CONTINUATION OF INTERVIEW AS TEXT
The 1986 Budget was probably nothing short of a disaster. There you really saw the mobilisation of ethnic communities. There you really saw advocacy groups jumping up and down. The 1986 Budget was one where all of us who’d had bureaucratic training, all of us who saw ourselves as administrators and public servants before the Budget came out, took the notional view that, "Yes, there are going to be cuts, Australia is economically in a situation where we are going to need to cut back and of course the areas that we are involved in will sustain some of those cuts". However we didn’t expect that it would sustain all of those cuts...

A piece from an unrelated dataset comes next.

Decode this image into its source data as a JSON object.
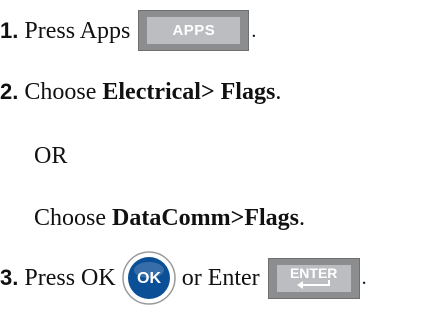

In 1986 one of the greatest mistakes of the Labor Government was to try to eliminate funding for English as a second language. Because in Australia, despite the fact that you can be totally anti-multiculturalism, you are still going to say: "Well, those buggers ought to be learning English", or: "They should have learnt it before they came out here"; "Why the heck don’t they learn English once they’re here?" So even for the most negative of reasons, one would have thought that at least a bottom line would be the importance of the learning of English, and the governmental footing of that bill.
Interview for Making Multicultural Australia, 1996.